Etrange remake américain de la version japonaise (Ju-on) par son propre réalisateur, The Grudge laissait espérer au mieux un nouveau classique de la ghost horror made in Japan, au pire une aimable série B flirtant entre Kurosawa et Nakata. Le résultat est une terrible déception puisqu’il atteint à peine l’intensité molle du maigre The Eye des frères thaï Pang : vague histoire de fantôme que ne relie même plus la moindre trace de scénario. En gros, tout ceux qui franchissent le seuil d’une maison maudite se voient trucidés par le spectre d’une atroce fillette brune. Une étudiante américaine venue là par hasard va s’en apercevoir à ses dépens.

A partir d’un tel canevas, on passe vite à l’essentiel : faire se succéder les scènes d’épouvante sur un rythme assez trépidant, l’ensemble prenant la forme d’un film à sketches tenu par le personnage de Sarah Michelle Gellar (encore plus insipide que dans Buffy), sorte de prétexte ou de filtre autour duquel se croisent une petite galerie de proies faciles. A mi-chemin du slasher ascétique à l’Américaine et de la volonté d’abstraction des films de Kurosawa, le film penche rapidement du premier côté, refusant la plupart du temps le moindre effet dérangeant. Pas de gore, rien de bien vénéneux : resterait alors l’opportunité de la pure maîtrise des effets d’esthète, à la Ring. Mais The Grudge, malgré ses tentatives de cadrages hyper-travaillés, son recours constant à la surenchère plastique (escaliers filmés comme des toiles d’araignée high-tech, utilisation de multiples régimes d’images), ne fait que s’en remettre au pire : volume sonore porté à son maximum lors des scènes choc (cut immédiat), artillerie de vieux train fantôme.

Produit assez écoeurant pour sa fadeur opportuniste, un tel film est surtout un grand rendez-vous manqué.

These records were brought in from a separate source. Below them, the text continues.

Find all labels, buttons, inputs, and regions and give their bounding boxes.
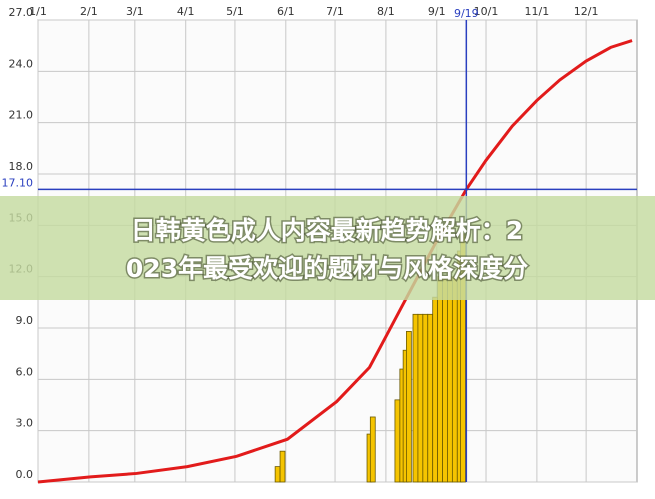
bar (427, 313, 434, 483)
bar (279, 450, 286, 483)
x-tick-label: 3/1 (126, 5, 144, 18)
bar (447, 276, 453, 483)
y-tick-label: 0.0 (16, 468, 34, 481)
x-tick-label: 12/1 (574, 5, 599, 18)
x-tick-label: 5/1 (226, 5, 244, 18)
x-tick-label: 7/1 (326, 5, 344, 18)
y-tick-label: 3.0 (16, 417, 34, 430)
x-tick-label: 6/1 (277, 5, 295, 18)
y-tick-label: 9.0 (16, 314, 34, 327)
crosshair-y-label: 17.10 (2, 176, 34, 189)
y-tick-label: 6.0 (16, 365, 34, 378)
crosshair-x-label: 9/19 (454, 7, 479, 20)
banner-line: 023年最受欢迎的题材与风格深度分 (126, 254, 528, 283)
y-tick-label: 18.0 (9, 160, 34, 173)
x-tick-label: 11/1 (525, 5, 550, 18)
y-tick-label: 21.0 (9, 109, 34, 122)
bar (406, 331, 412, 483)
bar (394, 399, 401, 483)
marks (37, 20, 637, 484)
banner (0, 196, 655, 300)
bar (432, 296, 439, 483)
bar (422, 313, 429, 483)
banner-line: 日韩黄色成人内容最新趋势解析：2 (131, 216, 523, 245)
bar (412, 313, 419, 483)
x-tick-label: 2/1 (80, 5, 98, 18)
bar (451, 276, 458, 483)
labels: 1/1 2/1 3/1 4/1 5/1 6/1 7/1 8/1 9/1 10/1 11/1 12/1 0… (2, 5, 599, 481)
bar (442, 276, 448, 483)
x-tick-label: 4/1 (177, 5, 195, 18)
y-tick-label: 24.0 (9, 57, 34, 70)
x-tick-label: 9/1 (428, 5, 446, 18)
x-tick-label: 8/1 (377, 5, 395, 18)
bar (274, 466, 281, 483)
x-tick-label: 1/1 (29, 5, 47, 18)
y-tick-label: 27.0 (9, 6, 34, 19)
bar (369, 416, 376, 483)
bar (437, 276, 443, 483)
x-tick-label: 10/1 (474, 5, 499, 18)
bar (417, 313, 424, 483)
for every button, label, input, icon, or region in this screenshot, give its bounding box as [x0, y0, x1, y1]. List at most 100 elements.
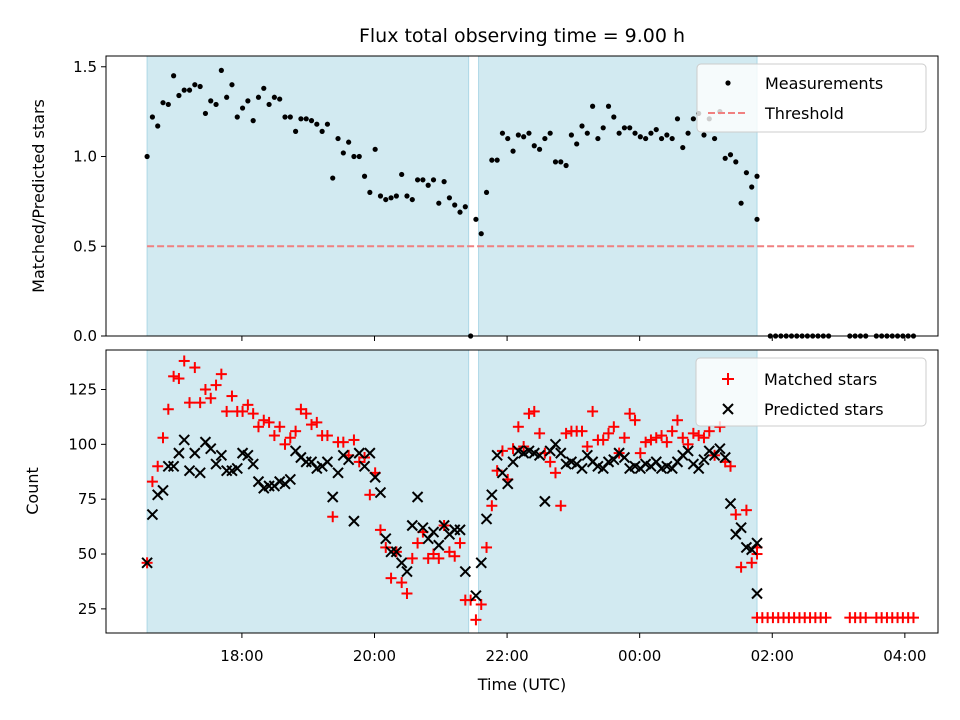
matched-star-point [327, 511, 339, 523]
matched-star-point [629, 414, 641, 426]
measurement-point [547, 130, 553, 136]
measurement-point [250, 118, 256, 124]
measurement-point [669, 135, 675, 142]
measurement-point [727, 152, 734, 158]
measurement-point [579, 123, 585, 129]
matched-star-point [730, 509, 742, 521]
predicted-star-point [364, 447, 376, 459]
matched-star-point [152, 460, 164, 472]
measurement-point [563, 162, 569, 169]
measurement-point [383, 196, 389, 203]
predicted-star-point [692, 462, 705, 475]
measurement-point [738, 200, 744, 206]
matched-star-point [587, 405, 599, 417]
matched-star-point [703, 425, 715, 437]
predicted-star-point [353, 447, 365, 459]
matched-star-point [279, 438, 291, 450]
matched-star-point [512, 421, 524, 433]
matched-star-point [555, 500, 567, 512]
measurement-point [494, 157, 500, 163]
predicted-star-point [141, 557, 153, 569]
top-y-tick-label: 1.5 [73, 58, 97, 76]
bottom-y-tick-label: 75 [78, 490, 97, 508]
matched-star-point [560, 427, 572, 439]
matched-star-point [603, 427, 615, 439]
matched-star-point [263, 416, 275, 428]
matched-star-point [454, 537, 466, 549]
x-tick-label: 18:00 [220, 647, 263, 665]
matched-star-point [194, 397, 206, 409]
matched-star-point [661, 436, 673, 448]
matched-star-point [396, 577, 408, 589]
measurement-point [271, 94, 277, 100]
matched-star-point [406, 552, 418, 564]
measurement-point [574, 141, 580, 147]
matched-star-point [650, 432, 662, 444]
measurement-point [165, 101, 171, 108]
measurement-point [584, 130, 590, 136]
measurement-point [515, 132, 521, 138]
predicted-star-point [475, 557, 487, 569]
matched-star-point [337, 436, 349, 448]
measurement-point [674, 116, 681, 122]
measurement-point [685, 130, 691, 136]
matched-star-point [300, 408, 312, 420]
measurement-point [346, 139, 352, 145]
matched-star-point [173, 373, 185, 385]
matched-star-point [671, 414, 683, 426]
matched-star-point [640, 436, 652, 448]
measurement-point [733, 159, 739, 165]
x-axis-label: Time (UTC) [477, 675, 566, 694]
predicted-star-point [183, 464, 196, 477]
predicted-star-point [242, 449, 254, 462]
bottom-shaded-intervals [146, 349, 758, 634]
bottom-x-ticks: 18:00 20:00 22:00 00:00 02:00 04:00 [220, 633, 926, 665]
predicted-star-point [247, 458, 259, 470]
predicted-star-point [167, 460, 180, 472]
matched-star-point [374, 524, 386, 536]
matched-star-point [433, 552, 445, 564]
bottom-y-tick-label: 125 [68, 380, 97, 398]
measurement-point [711, 135, 718, 142]
measurement-point [616, 130, 622, 136]
measurement-point [399, 171, 405, 178]
measurement-point [213, 101, 219, 108]
matched-star-point [242, 399, 254, 411]
measurement-point [436, 200, 442, 206]
matched-star-point [724, 460, 736, 472]
predicted-star-point [411, 491, 424, 503]
x-tick-label: 22:00 [485, 647, 528, 665]
measurement-point [722, 155, 728, 161]
measurement-point [202, 110, 209, 117]
measurement-point [425, 182, 431, 188]
measurement-point [690, 116, 696, 122]
measurement-point [377, 193, 384, 199]
matched-star-point [549, 467, 561, 479]
matched-star-point [189, 362, 201, 374]
measurement-point [627, 125, 633, 131]
measurement-point [186, 87, 193, 93]
matched-star-point [311, 416, 323, 428]
predicted-star-point [480, 513, 493, 525]
matched-star-point [475, 598, 487, 610]
matched-star-point [528, 405, 540, 417]
measurement-point [680, 144, 686, 151]
predicted-star-point [549, 438, 562, 451]
matched-star-point [687, 427, 699, 439]
predicted-star-point [342, 453, 355, 466]
measurement-point [197, 83, 203, 90]
matched-star-point [157, 432, 169, 444]
x-tick-label: 04:00 [883, 647, 926, 665]
predicted-star-point [507, 456, 519, 468]
predicted-star-point [189, 447, 201, 459]
measurement-point [367, 189, 373, 196]
measurement-point [542, 135, 548, 142]
measurement-point [648, 130, 654, 136]
measurement-point [743, 170, 750, 176]
predicted-star-point [502, 478, 514, 490]
measurement-point [404, 193, 410, 199]
predicted-star-point [358, 460, 371, 472]
measurement-point [754, 216, 760, 222]
predicted-star-point [714, 443, 726, 455]
matched-star-point [237, 405, 249, 417]
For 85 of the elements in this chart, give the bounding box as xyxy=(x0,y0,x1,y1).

A l’heure où le gore crade revient en force à Hollywood, la greffe rêvée de l’entertainment US et du si singulier fantastique nippon prend des allures de gros pétard mouillé. Triste, surtout quand on voit à quel point le projet, par son caractère assez gratuit (plus de scénario, juste l’occasion de faire monter la tension à tout va) aurait pu devenir le prototype et la matrice de ce que l’on est en droit d’attendre aujourd’hui du genre. Taashi Shimizu n’est qu’un tâcheron minable et poseur : souhaitons que ce lamentable foirage ne soit qu’une transaction manquée entre Extrême-Orient et Occident. On attendra l’improbable Dark water (remake du chef-d’oeuvre de Nakata) par Walter Salles pour se prononcer.